Forget your swimsuit? Edgy Miami-based label the Black Tape Project has the ultimate quick fix: duct tape.
The brand sent curvy models down the Miami Swim Week catwalk in barely there looks comprised of the tacky household essential.
To replicate: just grab some from your supply closet, place it on your most intimate areas — and voilà!
That said, TBTP’s electric designs are slightly more intricate than your average DIY job.
The ones on display in Miami were fashioned in shades of black, cobalt, purple, fuchsia, gold and silver.
The only issue we can foresee? Post-beach removal.
Talk about a sticky situation.
As a man who’s not exactly what you would describe as an adonis, this option is out of the question for me. If you’re a lady who’s confident with her bod tho, oooohhh baby is this a huge hook up. Think about it. Forgetting your bathing suit SUCKS. Absolutely sucks. I’m sure some of you are like, “just swim in your underwear dipshit” but let’s be honest here, thats a trailer trash move unless it’s an impromptu late night drunken hot tub party. So it’s either no enjoying the water or having wet shorts the rest of the day if you’re a dude. If you’re a woman you probably don’t even consider the wet clothes option so you’re just not enjoying the water. Until now.
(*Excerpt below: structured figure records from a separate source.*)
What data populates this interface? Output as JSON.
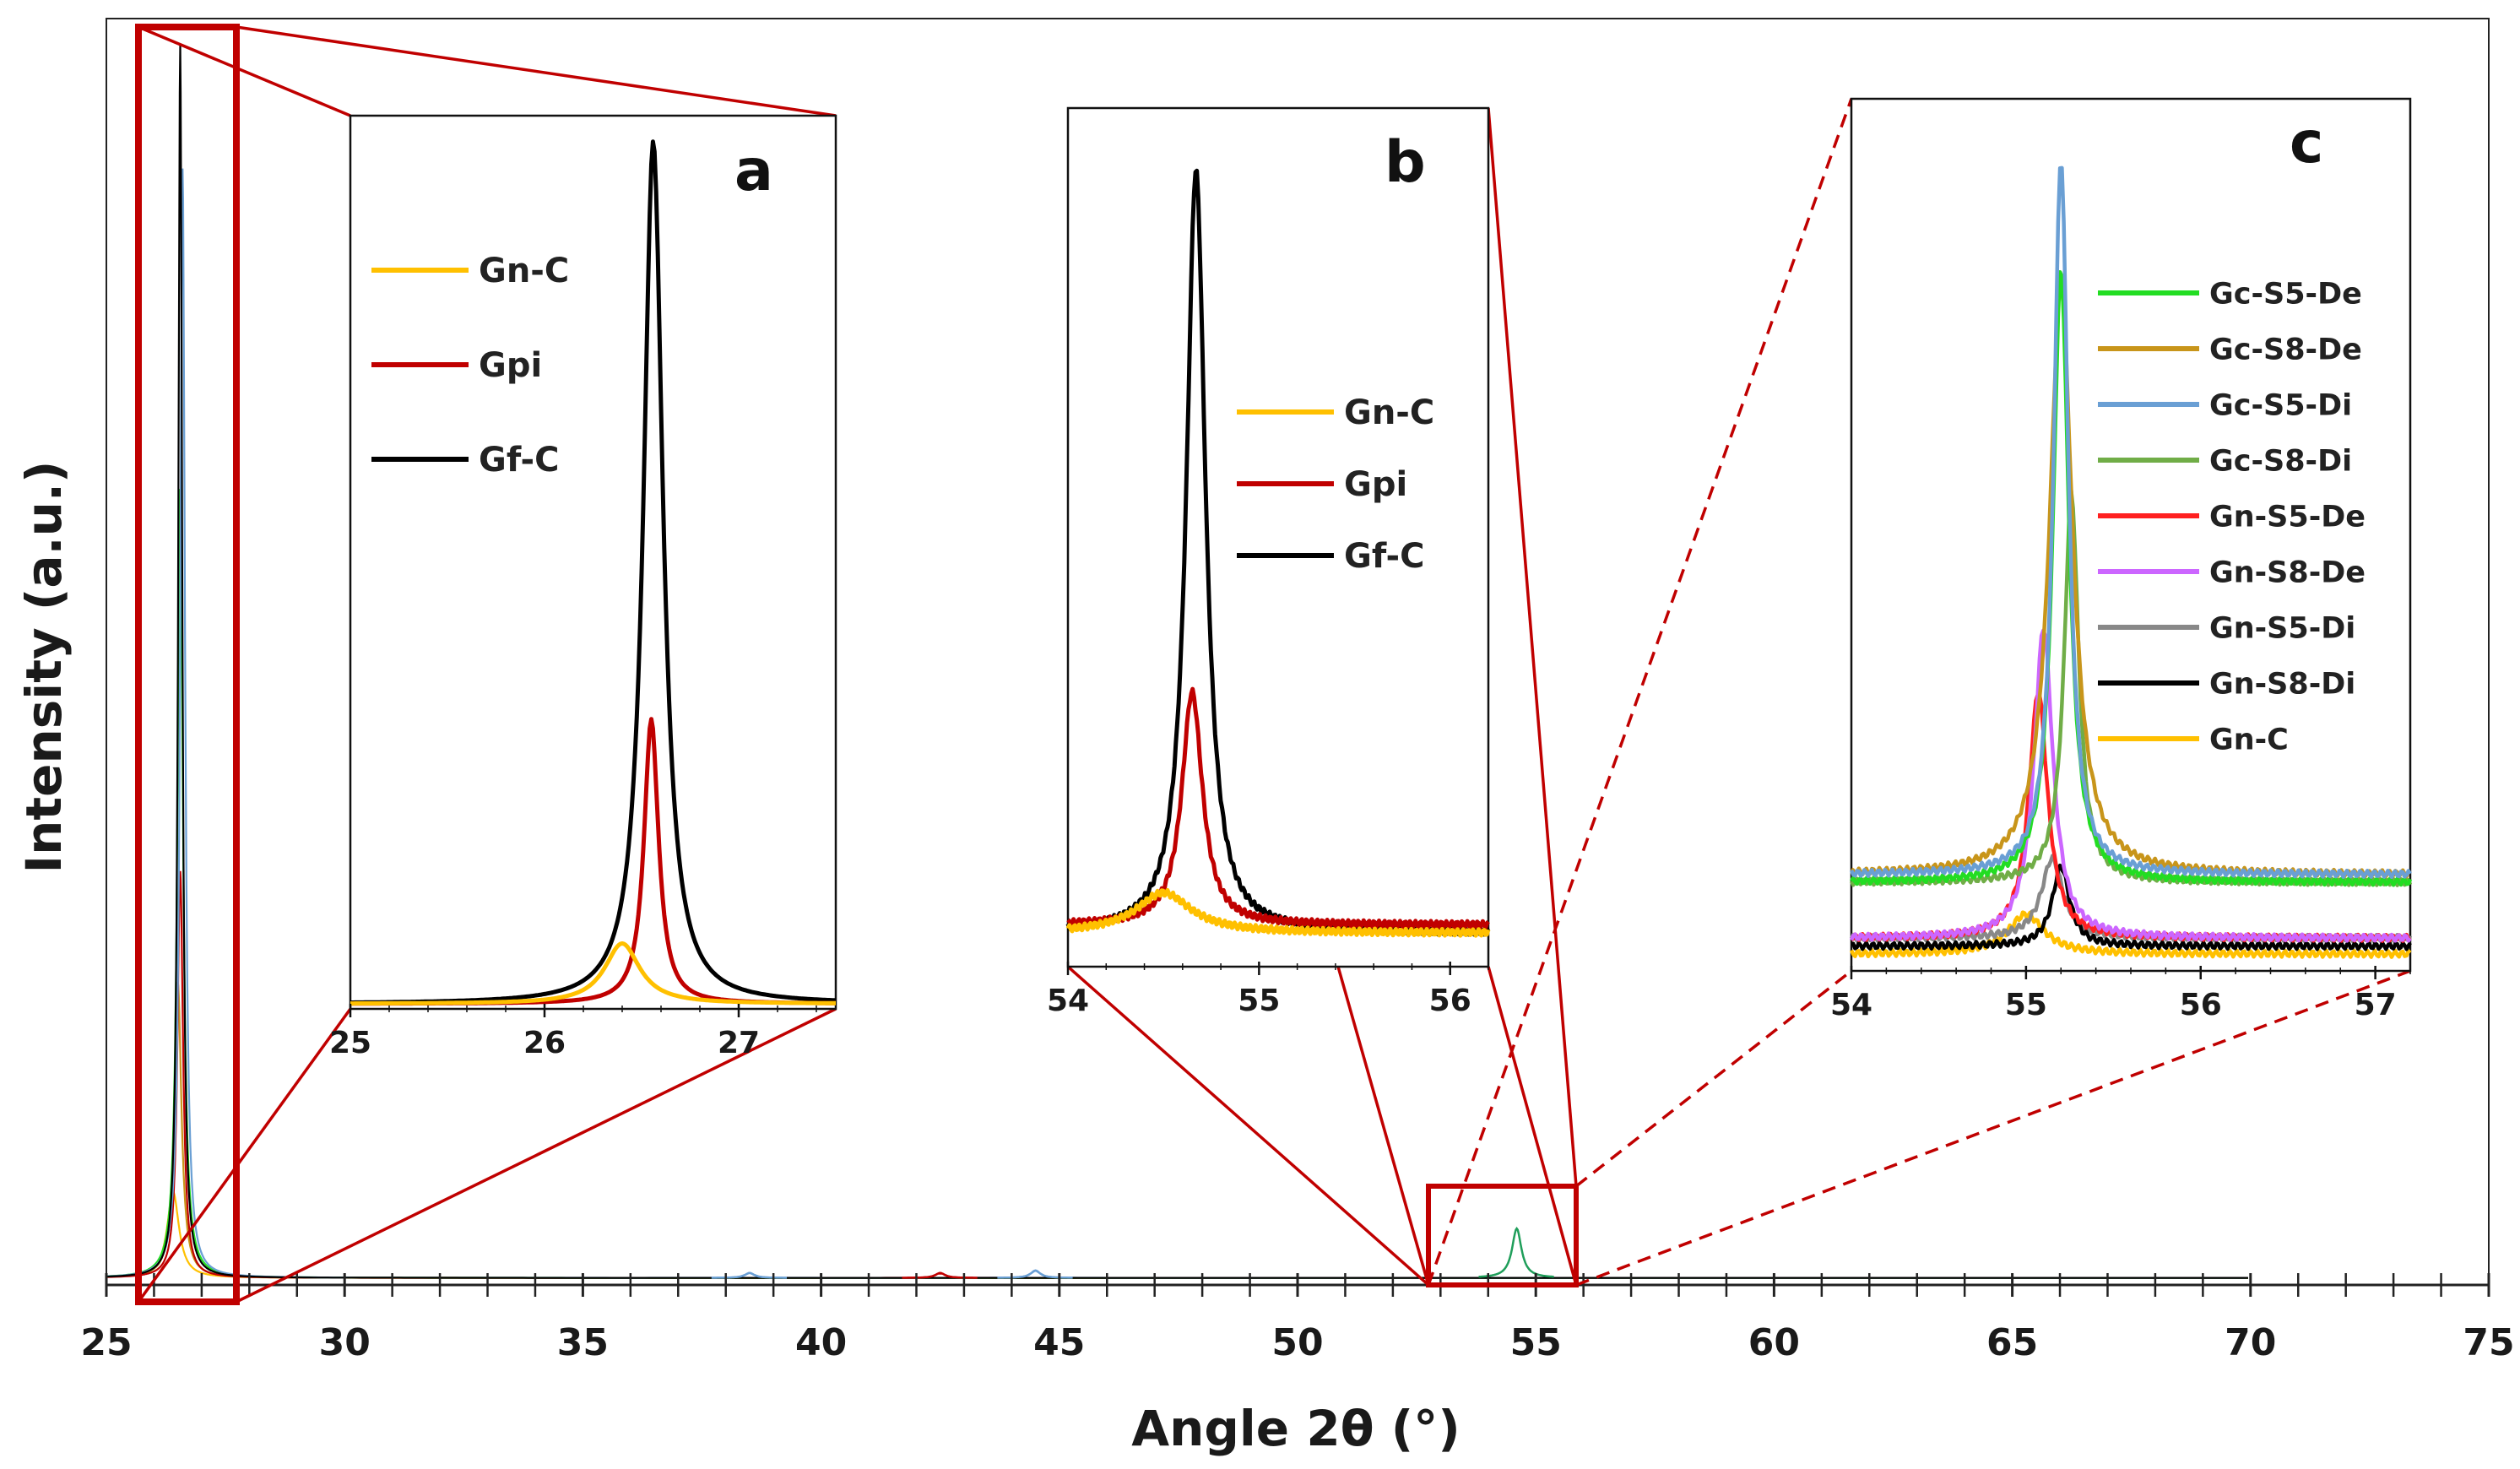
{
  "chart_data": [
    {
      "id": "main",
      "type": "line",
      "xlabel": "Angle 2θ (°)",
      "ylabel": "Intensity (a.u.)",
      "xlim": [
        25,
        75
      ],
      "ylim": [
        0,
        1
      ],
      "xticks": [
        25,
        30,
        35,
        40,
        45,
        50,
        55,
        60,
        65,
        70,
        75
      ],
      "minor_tick_step": 1,
      "grid": false,
      "series_styles": [
        {
          "name": "Gf-C",
          "color": "#000000",
          "peak": 26.55,
          "height": 1.0,
          "width": 0.05
        },
        {
          "name": "Gc-S5-Di",
          "color": "#6a9fd4",
          "peak": 26.6,
          "height": 0.9,
          "width": 0.06
        },
        {
          "name": "Gc-S5-De",
          "color": "#22dd22",
          "peak": 26.55,
          "height": 0.64,
          "width": 0.07
        },
        {
          "name": "Gpi",
          "color": "#c00000",
          "peak": 26.55,
          "height": 0.33,
          "width": 0.07
        },
        {
          "name": "Gc-S8-De",
          "color": "#c8951a",
          "peak": 26.5,
          "height": 0.24,
          "width": 0.09
        },
        {
          "name": "Gn-C",
          "color": "#ffc000",
          "peak": 26.4,
          "height": 0.07,
          "width": 0.15
        }
      ],
      "small_peaks": [
        {
          "x": 54.6,
          "height": 0.04,
          "color": "#1f9e5a"
        },
        {
          "x": 44.5,
          "height": 0.006,
          "color": "#6a9fd4"
        },
        {
          "x": 38.5,
          "height": 0.004,
          "color": "#6a9fd4"
        },
        {
          "x": 42.5,
          "height": 0.004,
          "color": "#c00000"
        }
      ],
      "zoom_boxes": [
        {
          "target": "a",
          "x_range": [
            25.6,
            27.7
          ]
        },
        {
          "target": "b_c",
          "x_range": [
            52.8,
            56.0
          ]
        }
      ]
    },
    {
      "id": "a",
      "label": "a",
      "type": "line",
      "xlim": [
        25,
        27.5
      ],
      "xticks": [
        25,
        26,
        27
      ],
      "legend": [
        "Gn-C",
        "Gpi",
        "Gf-C"
      ],
      "legend_position": "top-left",
      "series": [
        {
          "name": "Gn-C",
          "color": "#ffc000",
          "peak_x": 26.4,
          "peak_y": 0.07,
          "width": 0.22
        },
        {
          "name": "Gpi",
          "color": "#c00000",
          "peak_x": 26.55,
          "peak_y": 0.33,
          "width": 0.09
        },
        {
          "name": "Gf-C",
          "color": "#000000",
          "peak_x": 26.56,
          "peak_y": 1.0,
          "width": 0.12
        }
      ]
    },
    {
      "id": "b",
      "label": "b",
      "type": "line",
      "xlim": [
        54,
        56.2
      ],
      "xticks": [
        54,
        55,
        56
      ],
      "legend": [
        "Gn-C",
        "Gpi",
        "Gf-C"
      ],
      "legend_position": "right",
      "series": [
        {
          "name": "Gn-C",
          "color": "#ffc000",
          "peak_x": 54.5,
          "peak_y": 0.05,
          "width": 0.35,
          "baseline": 0.0
        },
        {
          "name": "Gpi",
          "color": "#c00000",
          "peak_x": 54.65,
          "peak_y": 0.3,
          "width": 0.13,
          "baseline": 0.01
        },
        {
          "name": "Gf-C",
          "color": "#000000",
          "peak_x": 54.67,
          "peak_y": 0.95,
          "width": 0.12,
          "baseline": 0.0
        }
      ]
    },
    {
      "id": "c",
      "label": "c",
      "type": "line",
      "xlim": [
        54,
        57.2
      ],
      "xticks": [
        54,
        55,
        56,
        57
      ],
      "legend": [
        "Gc-S5-De",
        "Gc-S8-De",
        "Gc-S5-Di",
        "Gc-S8-Di",
        "Gn-S5-De",
        "Gn-S8-De",
        "Gn-S5-Di",
        "Gn-S8-Di",
        "Gn-C"
      ],
      "legend_position": "top-right",
      "series": [
        {
          "name": "Gc-S5-De",
          "color": "#22dd22",
          "peak_x": 55.2,
          "peak_y": 0.86,
          "width": 0.11,
          "baseline": 0.09
        },
        {
          "name": "Gc-S8-De",
          "color": "#c8951a",
          "peak_x": 55.2,
          "peak_y": 0.84,
          "width": 0.16,
          "baseline": 0.1
        },
        {
          "name": "Gc-S5-Di",
          "color": "#6a9fd4",
          "peak_x": 55.2,
          "peak_y": 1.0,
          "width": 0.1,
          "baseline": 0.1
        },
        {
          "name": "Gc-S8-Di",
          "color": "#70ad47",
          "peak_x": 55.26,
          "peak_y": 0.58,
          "width": 0.1,
          "baseline": 0.09
        },
        {
          "name": "Gn-S5-De",
          "color": "#ff2020",
          "peak_x": 55.07,
          "peak_y": 0.33,
          "width": 0.13,
          "baseline": 0.02
        },
        {
          "name": "Gn-S8-De",
          "color": "#cc66ff",
          "peak_x": 55.1,
          "peak_y": 0.41,
          "width": 0.13,
          "baseline": 0.02
        },
        {
          "name": "Gn-S5-Di",
          "color": "#888888",
          "peak_x": 55.15,
          "peak_y": 0.12,
          "width": 0.15,
          "baseline": 0.02
        },
        {
          "name": "Gn-S8-Di",
          "color": "#000000",
          "peak_x": 55.2,
          "peak_y": 0.11,
          "width": 0.12,
          "baseline": 0.01
        },
        {
          "name": "Gn-C",
          "color": "#ffc000",
          "peak_x": 55.0,
          "peak_y": 0.05,
          "width": 0.25,
          "baseline": 0.0
        }
      ]
    }
  ]
}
Now, all you gotta do is find the nearest Home Depot or local hardware store, grab some tape, and make yourself the hottest bathing suit in the area hands down. If only I wasn’t a fat fuck I could rock a duct tape banana hammock, but alas. Just make sure you’re all nice and cleaned up in the body hair dept ladies, because if not taking that thing off is gonna hurt like woah.